HNHH: Yeah, and then right around “Don’t” (maybe even before), Syk Sense, one of Drake’s collaborators, gave you a beat. How did that come about?
Tiller: Me and Syk Sense have been friends for a while. He gave me a beat a long time ago. Actually, I bought the beat from SoundClick a long time ago… Man, SoundClick has created a lot of relationships for me now that I think about it… But I got that beat from him in like 2011 when I did my first mixtape, Killer Instinct, when I was 17 years old. Yeah, but he had seen that my songs were making a lot of noise, so I reached out to him, like “Yo, congrats on everything— ‘6 God,’ ‘Draft Day,’ I love those songs— Let’s work.” He said “Of course,” and sent me “Let ‘Em Know” while I was in Miami and I loved it, so I had to record ASAP. And he has a couple more songs on my upcoming project.
HNHH: I was reading a bunch of other articles about you today, and I found it funny because basically every one of them mentions either PARTYNEXTDOOR or Drake... If not them, then The Weeknd or Tory Lanez, in relation to your sound. Does that bother you?
Tiller: Nah man. All those dudes are dope. It’s dope to be compared to dope people. You know, when people hear something they like, they’re gonna compare it to something they’re familiar with.
HNHH: Word. So T R A P S O U L, coming out October 2nd. Do you feel like it’s much of a departure from the stuff currently on your Soundcloud?
Tiller: Ok so “Don’t” is the first song I did in a couple of years, literally the first song I wrote and recorded myself, so yeah I think [the album will be a change]. That was just a song I like, released after all those years. All the stuff now is different. I feel like I’m getting better lyrically.
HNHH: Have you ever heard of Tree, a rapper from Chicago?
Tiller: Hmm, no, I haven’t.
HNHH: He calls his music “soul trap”—
Tiller: Oh nah yeah, my boy was explaining that to me.
HNHH: Very different sound, but interesting.
Tiller: Yeah, I want to listen to that, I’mma check it out.
HNHH: He does like, soul samples with trap drums.
Tiller: Originally, that was going to be my take on T R A P S O U L, but I was trying to be too literal, like “It’s trap, but it’s also soulful music.” But no, really what it is is trap-influenced R&B. I just approach the R&B beats with the heavy 808s and the snares.
HNHH: So Syk Sense is on there, and then I saw you were recently in the studio with Eric Bellinger. Is he going to be on there?

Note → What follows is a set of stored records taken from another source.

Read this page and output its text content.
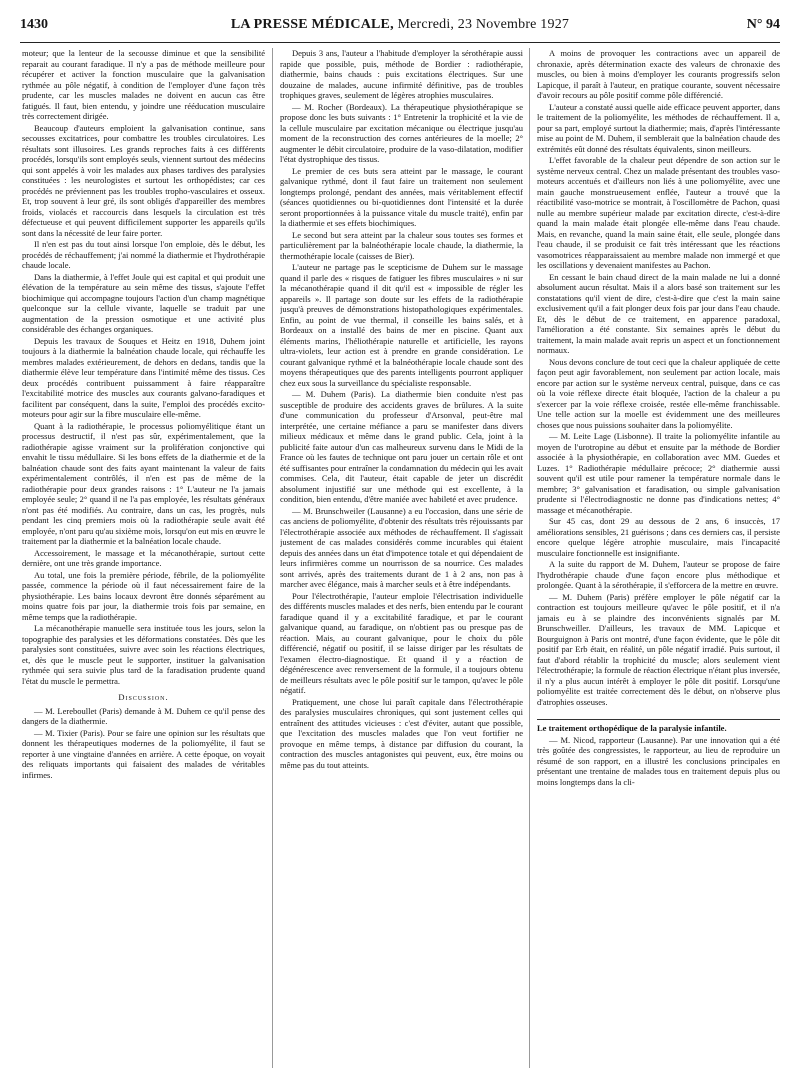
1430	LA PRESSE MÉDICALE, Mercredi, 23 Novembre 1927	N° 94

moteur; que la lenteur de la secousse diminue et que la sensibilité reparait au courant faradique. Il n'y a pas de méthode meilleure pour récupérer et activer la fonction musculaire que la galvanisation rythmée au pôle négatif, à condition de l'employer d'une façon très prudente, car les muscles malades ne doivent en aucun cas être fatigués. Il faut, bien entendu, y joindre une rééducation musculaire très correctement dirigée.

Beaucoup d'auteurs emploient la galvanisation continue, sans secousses excitatrices, pour combattre les troubles circulatoires. Les résultats sont illusoires. Les grands reproches faits à ces différents procédés, lorsqu'ils sont employés seuls, viennent surtout des médecins qui sont appelés à voir les malades aux phases tardives des paralysies constituées : les neurologistes et surtout les orthopédistes; car ces procédés ne préviennent pas les troubles tropho-vasculaires et osseux. Et, trop souvent à leur gré, ils sont obligés d'appareiller des membres froids, violacés et raccourcis dans lesquels la circulation est très défectueuse et qui peuvent difficilement supporter les appareils qu'ils sont dans la nécessité de leur faire porter.

Il n'en est pas du tout ainsi lorsque l'on emploie, dès le début, les procédés de réchauffement; j'ai nommé la diathermie et l'hydrothérapie chaude locale.

Dans la diathermie, à l'effet Joule qui est capital et qui produit une élévation de la température au sein même des tissus, s'ajoute l'effet biochimique qui accompagne toujours l'action d'un champ magnétique quelconque sur la cellule vivante, laquelle se traduit par une augmentation de la pression osmotique et une activité plus considérable des échanges organiques.

Depuis les travaux de Souques et Heitz en 1918, Duhem joint toujours à la diathermie la balnéation chaude locale, qui réchauffe les membres malades extérieurement, de dehors en dedans, tandis que la diathermie élève leur température dans l'intimité même des tissus. Ces deux procédés contribuent puissamment à faire réapparaître l'excitabilité motrice des muscles aux courants galvano-faradiques et facilitent par conséquent, dans la suite, l'emploi des procédés excito-moteurs pour agir sur la fibre musculaire elle-même.

Quant à la radiothérapie, le processus poliomyélitique étant un processus destructif, il n'est pas sûr, expérimentalement, que la radiothérapie agisse vraiment sur la prolifération conjonctive qui envahit le tissu médullaire. Si les bons effets de la diathermie et de la balnéation chaude sont des faits ayant maintenant la valeur de faits expérimentalement contrôlés, il n'en est pas de même de la radiothérapie pour deux grandes raisons : 1° L'auteur ne l'a jamais employée seule; 2° quand il ne l'a pas employée, les résultats généraux n'ont pas été modifiés. Au contraire, dans un cas, les progrès, nuls pendant les cinq premiers mois où la radiothérapie seule avait été employée, n'ont paru qu'au sixième mois, lorsqu'on eut mis en œuvre le traitement par la diathermie et la balnéation locale chaude.

Accessoirement, le massage et la mécanothérapie, surtout cette dernière, ont une très grande importance.

Au total, une fois la première période, fébrile, de la poliomyélite passée, commence la période où il faut nécessairement faire de la physiothérapie. Les bains locaux devront être donnés séparément au moins quatre fois par jour, la diathermie trois fois par semaine, en même temps que la radiothérapie.

La mécanothérapie manuelle sera instituée tous les jours, selon la topographie des paralysies et les déformations constatées. Dès que les paralysies sont constituées, suivre avec soin les réactions électriques, et, dès que le muscle peut le supporter, instituer la galvanisation rythmée qui sera suivie plus tard de la faradisation prudente quand l'état du muscle le permettra.

Discussion.

— M. Lereboullet (Paris) demande à M. Duhem ce qu'il pense des dangers de la diathermie.

— M. Tixier (Paris). Pour se faire une opinion sur les résultats que donnent les thérapeutiques modernes de la poliomyélite, il faut se reporter à une vingtaine d'années en arrière. A cette époque, on voyait des reliquats importants qui faisaient des malades de véritables infirmes.

Depuis 3 ans, l'auteur a l'habitude d'employer la sérothérapie aussi rapide que possible, puis, méthode de Bordier : radiothérapie, diathermie, bains chauds : puis excitations électriques. Sur une douzaine de malades, aucune infirmité définitive, pas de troubles trophiques graves, seulement de légères atrophies musculaires.

— M. Rocher (Bordeaux). La thérapeutique physiothérapique se propose donc les buts suivants : 1° Entretenir la trophicité et la vie de la cellule musculaire par excitation mécanique ou électrique jusqu'au moment de la reconstruction des cornes antérieures de la moelle; 2° augmenter le débit circulatoire, produire de la vaso-dilatation, modifier l'état dystrophique des tissus.

Le premier de ces buts sera atteint par le massage, le courant galvanique rythmé, dont il faut faire un traitement non seulement longtemps prolongé, pendant des années, mais véritablement effectif (séances quotidiennes ou bi-quotidiennes dont l'intensité et la durée seront proportionnées à la puissance vitale du muscle traité), enfin par la diathermie et ses effets biochimiques.

Le second but sera atteint par la chaleur sous toutes ses formes et particulièrement par la balnéothérapie locale chaude, la diathermie, la thermothérapie locale (caisses de Bier).

L'auteur ne partage pas le scepticisme de Duhem sur le massage quand il parle des « risques de fatiguer les fibres musculaires » ni sur la mécanothérapie quand il dit qu'il est « impossible de régler les appareils ». Il partage son doute sur les effets de la radiothérapie jusqu'à preuves de démonstrations histopathologiques expérimentales. Enfin, au point de vue thermal, il conseille les bains salés, et à Bordeaux on a installé des bains de mer en piscine. Quant aux éléments marins, l'héliothérapie naturelle et artificielle, les rayons ultra-violets, leur action est à prendre en grande considération. Le courant galvanique rythmé et la balnéothérapie locale chaude sont des moyens thérapeutiques que des parents intelligents pourront appliquer chez eux sous la surveillance du spécialiste responsable.

— M. Duhem (Paris). La diathermie bien conduite n'est pas susceptible de produire des accidents graves de brûlures. A la suite d'une communication du professeur d'Arsonval, peut-être mal interprétée, une certaine méfiance a paru se manifester dans divers milieux médicaux et même dans le grand public. Cela, joint à la publicité faite autour d'un cas malheureux survenu dans le Midi de la France où les fautes de technique ont paru jouer un certain rôle et ont été suffisantes pour entraîner la condamnation du médecin qui les avait commises. Cela, dit l'auteur, était capable de jeter un discrédit absolument injustifié sur une méthode qui est excellente, à la condition, bien entendu, d'être maniée avec habileté et avec prudence.

— M. Brunschweiler (Lausanne) a eu l'occasion, dans une série de cas anciens de poliomyélite, d'obtenir des résultats très réjouissants par l'électrothérapie associée aux méthodes de réchauffement. Il s'agissait justement de cas malades considérés comme incurables qui étaient depuis des années dans un état d'impotence totale et qui dépendaient de leurs infirmières comme un nourrisson de sa nourrice. Ces malades sont arrivés, après des traitements durant de 1 à 2 ans, non pas à marcher avec élégance, mais à marcher seuls et à être indépendants.

Pour l'électrothérapie, l'auteur emploie l'électrisation individuelle des différents muscles malades et des nerfs, bien entendu par le courant faradique quand il y a excitabilité faradique, et par le courant galvanique quand, au faradique, on n'obtient pas ou presque pas de réaction. Mais, au courant galvanique, pour le choix du pôle différencié, négatif ou positif, il se laisse diriger par les résultats de l'examen électro-diagnostique. Et quand il y a réaction de dégénérescence avec renversement de la formule, il a toujours obtenu de meilleurs résultats avec le pôle positif sur le tampon, qu'avec le pôle négatif.

Pratiquement, une chose lui paraît capitale dans l'électrothérapie des paralysies musculaires chroniques, qui sont justement celles qui entraînent des attitudes vicieuses : c'est d'éviter, autant que possible, que l'excitation des muscles malades que l'on veut fortifier ne provoque en même temps, à distance par diffusion du courant, la contraction des muscles antagonistes qui peuvent, eux, être moins ou même pas du tout atteints.

A moins de provoquer les contractions avec un appareil de chronaxie, après détermination exacte des valeurs de chronaxie des muscles, ou bien à moins d'employer les courants progressifs selon Lapicque, il paraît à l'auteur, en pratique courante, souvent nécessaire d'avoir recours au pôle positif comme pôle différencié.

L'auteur a constaté aussi quelle aide efficace peuvent apporter, dans le traitement de la poliomyélite, les méthodes de réchauffement. Il a, pour sa part, employé surtout la diathermie; mais, d'après l'intéressante mise au point de M. Duhem, il semblerait que la balnéation chaude des extrémités eût donné des résultats équivalents, sinon meilleurs.

L'effet favorable de la chaleur peut dépendre de son action sur le système nerveux central. Chez un malade présentant des troubles vaso-moteurs accentués et d'ailleurs non liés à une poliomyélite, avec une main gauche monstrueusement enflée, l'auteur a trouvé que la réactibilité vaso-motrice se montrait, à l'oscillomètre de Pachon, quasi nulle au membre supérieur malade par excitation directe, c'est-à-dire quand la main malade était plongée elle-même dans l'eau chaude. Mais, en revanche, quand la main saine était, elle seule, plongée dans l'eau chaude, il se produisit ce fait très intéressant que les réactions vasomotrices réapparaissaient au membre malade non immergé et que les oscillations y devenaient manifestes au Pachon.

En cessant le bain chaud direct de la main malade ne lui a donné absolument aucun résultat. Mais il a alors basé son traitement sur les constatations qu'il vient de dire, c'est-à-dire que c'est la main saine exclusivement qu'il a fait plonger deux fois par jour dans l'eau chaude. Et, dès le début de ce traitement, en apparence paradoxal, l'amélioration a été constante. Six semaines après le début du traitement, la main malade avait repris un aspect et un fonctionnement normaux.

Nous devons conclure de tout ceci que la chaleur appliquée de cette façon peut agir favorablement, non seulement par action locale, mais encore par action sur le système nerveux central, puisque, dans ce cas où la voie réflexe directe était bloquée, l'action de la chaleur a pu s'exercer par la voie réflexe croisée, restée elle-même franchissable. Une telle action sur la moelle est évidemment une des meilleures choses que nous puissions souhaiter dans la poliomyélite.

— M. Leite Lage (Lisbonne). Il traite la poliomyélite infantile au moyen de l'urotropine au début et ensuite par la méthode de Bordier associée à la physiothérapie, en collaboration avec MM. Guedes et Luzes. 1° Radiothérapie médullaire précoce; 2° diathermie aussi souvent qu'il est utile pour ramener la température normale dans le membre; 3° galvanisation et faradisation, ou simple galvanisation prudente si l'électrodiagnostic ne donne pas d'indications nettes; 4° massage et mécanothérapie.

Sur 45 cas, dont 29 au dessous de 2 ans, 6 insuccès, 17 améliorations sensibles, 21 guérisons ; dans ces derniers cas, il persiste encore quelque légère atrophie musculaire, mais l'incapacité musculaire fonctionnelle est insignifiante.

A la suite du rapport de M. Duhem, l'auteur se propose de faire l'hydrothérapie chaude d'une façon encore plus méthodique et prolongée. Quant à la sérothérapie, il s'efforcera de la mettre en œuvre.

— M. Duhem (Paris) préfère employer le pôle négatif car la contraction est toujours meilleure qu'avec le pôle positif, et il n'a jamais eu à se plaindre des inconvénients signalés par M. Brunschweiller. D'ailleurs, les travaux de MM. Lapicque et Bourguignon à Paris ont montré, d'une façon évidente, que le pôle dit positif par Erb était, en réalité, un pôle négatif irradié. Puis surtout, il faut d'abord rétablir la trophicité du muscle; alors seulement vient l'électrothérapie; la formule de réaction électrique n'étant plus inversée, il n'y a plus aucun intérêt à employer le pôle dit positif. Lorsqu'une poliomyélite est traitée correctement dès le début, on n'observe plus d'atrophies osseuses.

Le traitement orthopédique de la paralysie infantile.

— M. Nicod, rapporteur (Lausanne). Par une innovation qui a été très goûtée des congressistes, le rapporteur, au lieu de reproduire un résumé de son rapport, en a illustré les conclusions principales en présentant une trentaine de malades tous en traitement depuis plus ou moins longtemps dans la cli-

Tiller: No, there’s no features.
HNHH: Any other producers we’d know?
Tiller: Yeah, Mekanics… Then I’m working with a bunch of people who have place cents on big albums but aren’t extremely popular themselves… J. Louis with Soulection, Syk and Ayo did most of the production.
HNHH: Dope. Well I’m excited to hear it. Anything else you’d like to add?
Tiller: Thank you. I wish I had more to say, but I feel like they already know.